Bir Fili Vurmak başlıklı kısacık makalede ise yaşadığı ilginç bir olayı anlatıyor. Burma’da polis olarak çalışan Orwell’a, bir şekilde kaçıp şehre gelen, pazar yerinde kontrolsüzce “dehşet saçan” bir fil olduğu söyleniyor ve olayı halletmesi isteniyor. Tüfeğini kapıp pazar yerine gelen Orwell’ın, koca bir Hintli topluluğunun karşısında, görevini yapması beklenen bir “İngiltereli” polis olarak âdeta bütün Hint halkıyla, kimliğinden ötürü hesaplaşmasını izliyoruz.
Bir İdam ise Orwell’ın hapishanede görevli olduğu dönemde tanıklık ettiği bir hikâye. Kısacık, yarım saatlik bir zaman diliminde geçiyor ve neredeyse gerçek olduğu unutularak, âdeta bir kurgu gibi okunuyor; Orwell’ın psikolojik gözlem yeteneğini ve gizleyemediği edebi dehasını bir kez daha gözler önüne seriyor. Orwell’ın tüm bu makalelerde usanmadan değindiği, vurguladığı bir şey var. O da, kendi politik söylemini nasıl yıllar içinde kazandığı –maruz kaldığı da diyebiliriz– deneyimleri estetik yetkinlikle birleştirerek sunmaya çalıştığı ve bunun önemi. Ona göre politik tavrın edebi bir söyleme kavuşması ancak belirli bir estetik deneyimi aştıktan sonra mümkün olabilir, bu yüzden daha önce yazdığı bazı metinleri sırf estetik kaygılarla yazılmış, gereksiz arayışlara işaret eden şeyler olarak görüyor.
BURMA'DA BİR İDAM
Burma'da oldu bu anlatacaklarım. Ipıslak bir gündü, bardaktan boşanırcasına yağmur yağıyordu. Ölgün, teneke pası gibi sarı yampirik bir ışık, hapishane avlusunun yüksek duvarlarına yansıyordu. İdam mahkûmlarının hücrelerinin dışında bekleşiyorduk. Hayvanların kapatıldığı kafesler gibi, çift parmaklıklı iğrenç barakalardı bunlar. Her hücre, enine boyuna üç buçuk metre kadar genişti. Çıplak bir mekândı, tahta bir döşek ve bir su kabı dışında. Kimi hücrelerin esmer tenli sakinleri, battaniyelerine sarılmış, demir parmaklıkların gerisinden ölgün nazarlarla dışarıyı seyrediyordu. Hepsi idam mahkûmuydu, bir iki haftaya kadar asılacaklardı.
Mahkûmlardan birini hücresinden çıkardılar.

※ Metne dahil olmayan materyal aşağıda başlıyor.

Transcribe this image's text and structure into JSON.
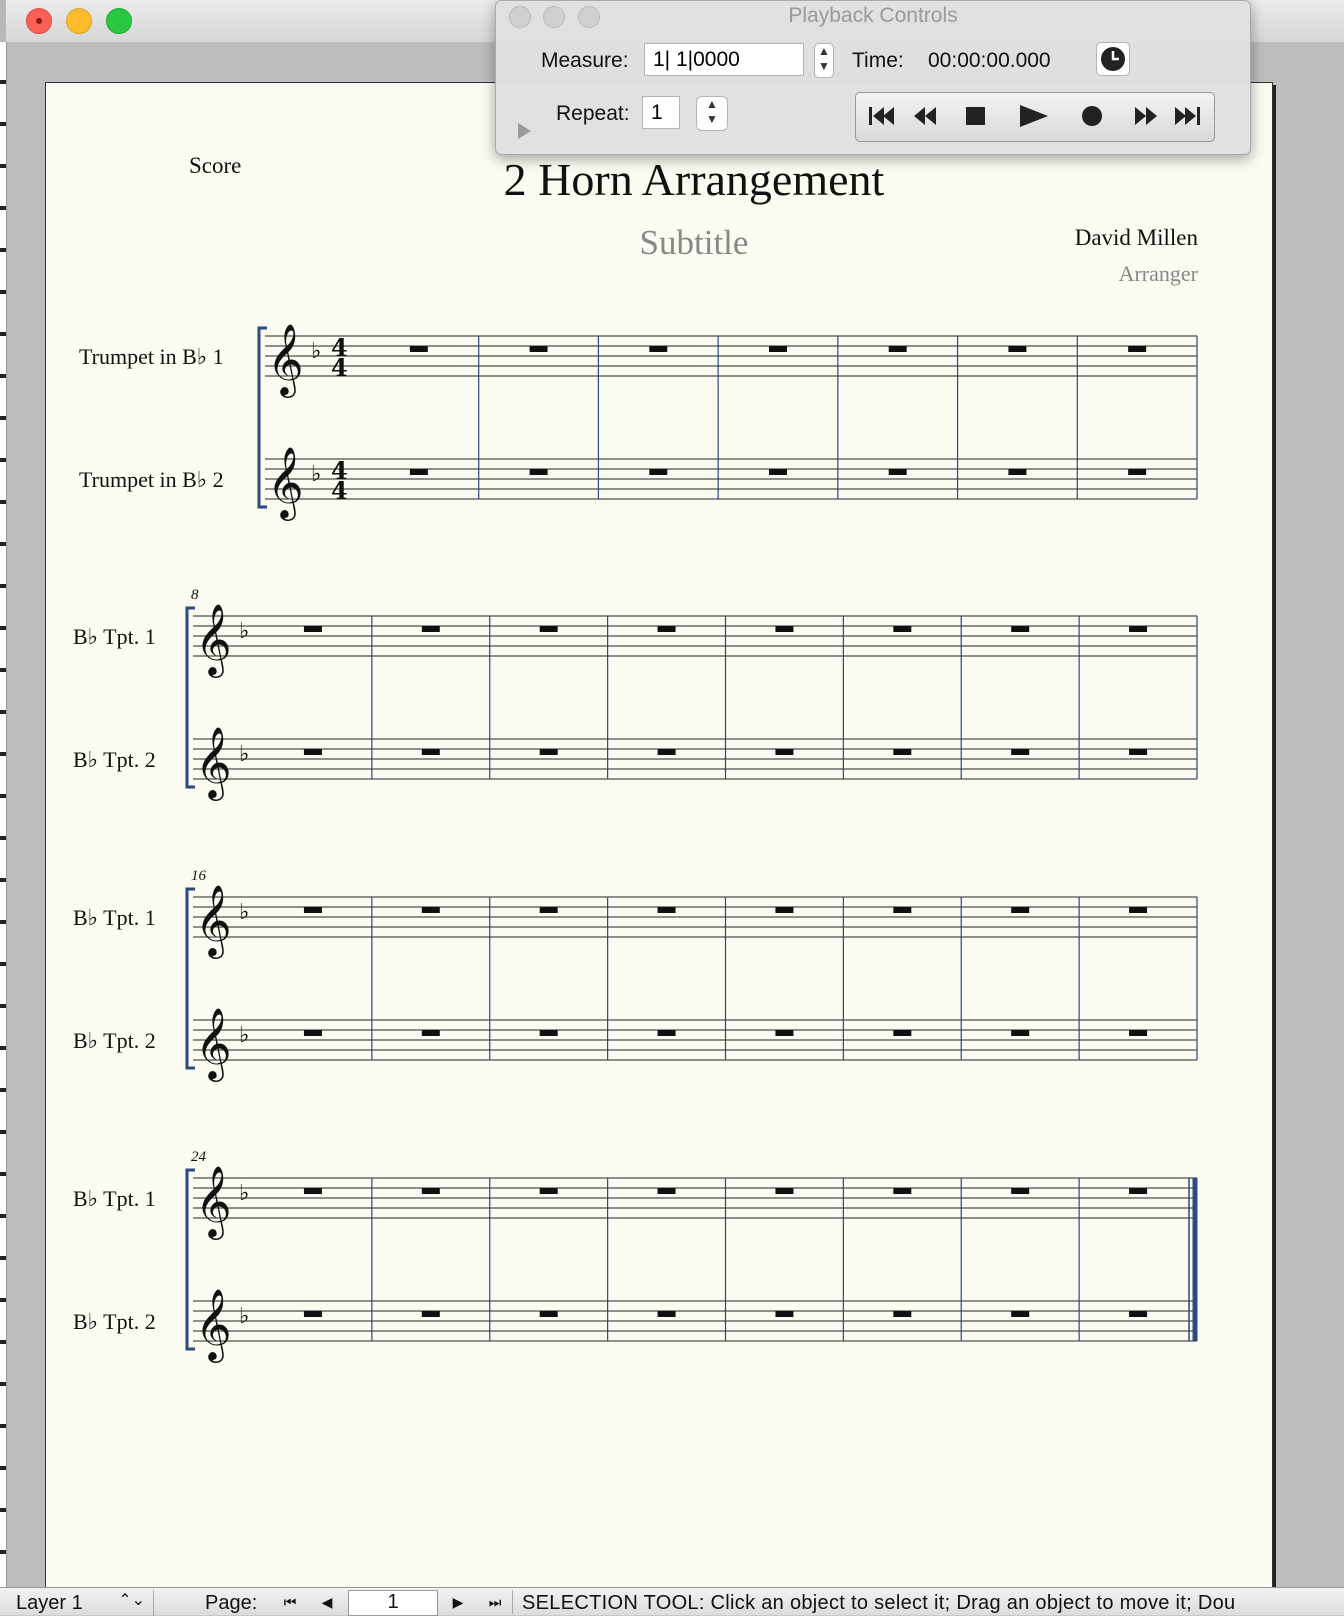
{
  "score": {
    "label": "Score",
    "title": "2 Horn Arrangement",
    "subtitle": "Subtitle",
    "composer": "David Millen",
    "arranger": "Arranger",
    "key_signature": "F major (1 flat)",
    "time_signature": "4/4",
    "systems": [
      {
        "start_measure_number": "",
        "measures": 7,
        "staff_names": [
          "Trumpet in B♭ 1",
          "Trumpet in B♭ 2"
        ]
      },
      {
        "start_measure_number": "8",
        "measures": 8,
        "staff_names": [
          "B♭ Tpt. 1",
          "B♭ Tpt. 2"
        ]
      },
      {
        "start_measure_number": "16",
        "measures": 8,
        "staff_names": [
          "B♭ Tpt. 1",
          "B♭ Tpt. 2"
        ]
      },
      {
        "start_measure_number": "24",
        "measures": 8,
        "staff_names": [
          "B♭ Tpt. 1",
          "B♭ Tpt. 2"
        ],
        "final_barline": true
      }
    ]
  },
  "playback": {
    "window_title": "Playback Controls",
    "measure_label": "Measure:",
    "measure_value": "1| 1|0000",
    "time_label": "Time:",
    "time_value": "00:00:00.000",
    "repeat_label": "Repeat:",
    "repeat_value": "1",
    "transport_icons": [
      "skip-to-start-icon",
      "rewind-icon",
      "stop-icon",
      "play-icon",
      "record-icon",
      "fast-forward-icon",
      "skip-to-end-icon"
    ]
  },
  "status_bar": {
    "layer": "Layer 1",
    "page_label": "Page:",
    "page_value": "1",
    "message": "SELECTION TOOL: Click an object to select it; Drag an object to move it; Dou"
  },
  "colors": {
    "paper": "#fbfbf2",
    "barline_blue": "#2b4a80",
    "close": "#fc5f57",
    "minimize": "#fdbc2e",
    "maximize": "#29c840"
  }
}
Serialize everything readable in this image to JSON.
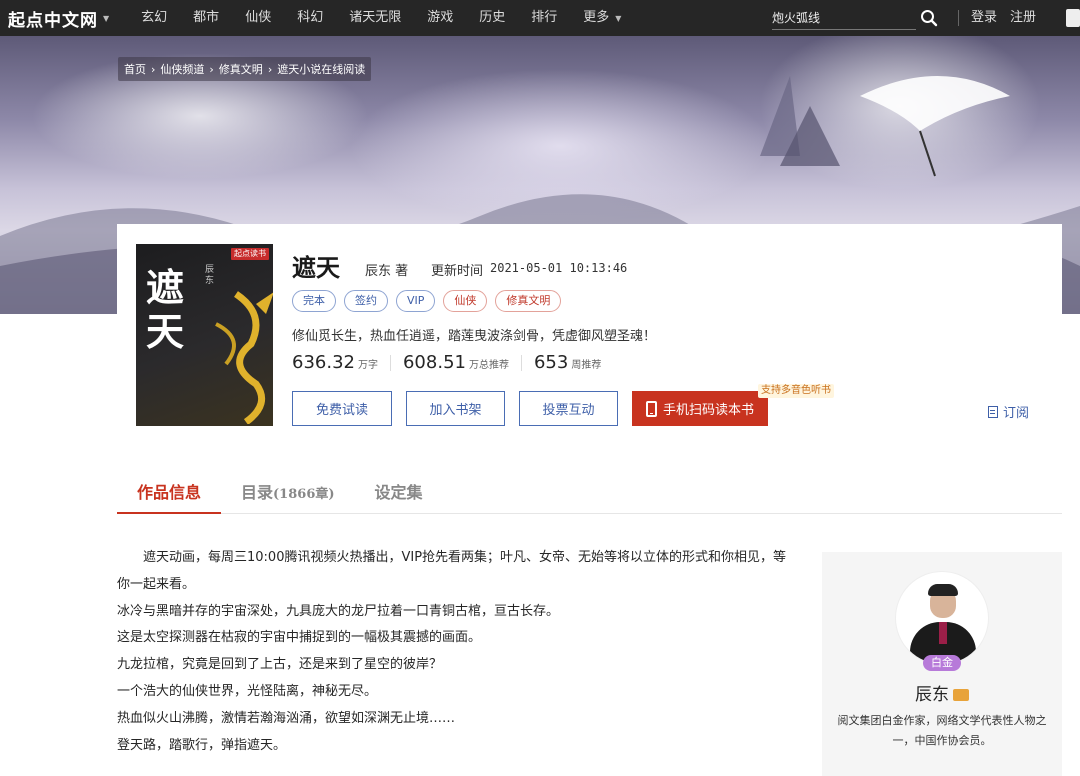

Adam Hindu idi. Ufak tefek, zayıf, kavruk biriydi. Başı tıraşlı, sulanmış gözleri bulanık bakıyordu. Çelimsiz vücuduna hiç uymayan, yeni sürgün gibi fışkırmış kalın bir bıyığı vardı. Hani, şu komedi filmlerindeki abartılı, gülünç adamların bıyıkları gibi. Boyu iki metreye yaklaşan, çam yarması gibi Hindu muhafızlar mahkûmu derdest etmiş darağacına hazırlanıyorlardı. İki muhafız ellerinde tüfek ve sürülmüş kasaturaları ile adama vaziyet ederken, öbürleri ellerini kelepçeliyordu. Kelepçeyi zincirlediler ve kollarını da büküp bağladılar. Neredeyse, mahkûma yapışık yürüyorlardı, elleri devamlı onu kavramış, sanki onun yanlarında olduğundan emin olmak ister gibi, adamı sımsıkı tutuyorlardı. Biri balık tutmuş da, henüz canlı balık tekrar suya atlamasın diye elinde hapsetmeye çalışıyor sanırdınız. Ama mahkûm öylece ilgisiz duruyordu, ellerini bağlasınlar diye uzatırken, ne olup bittiğinin farkında değil gibiydi.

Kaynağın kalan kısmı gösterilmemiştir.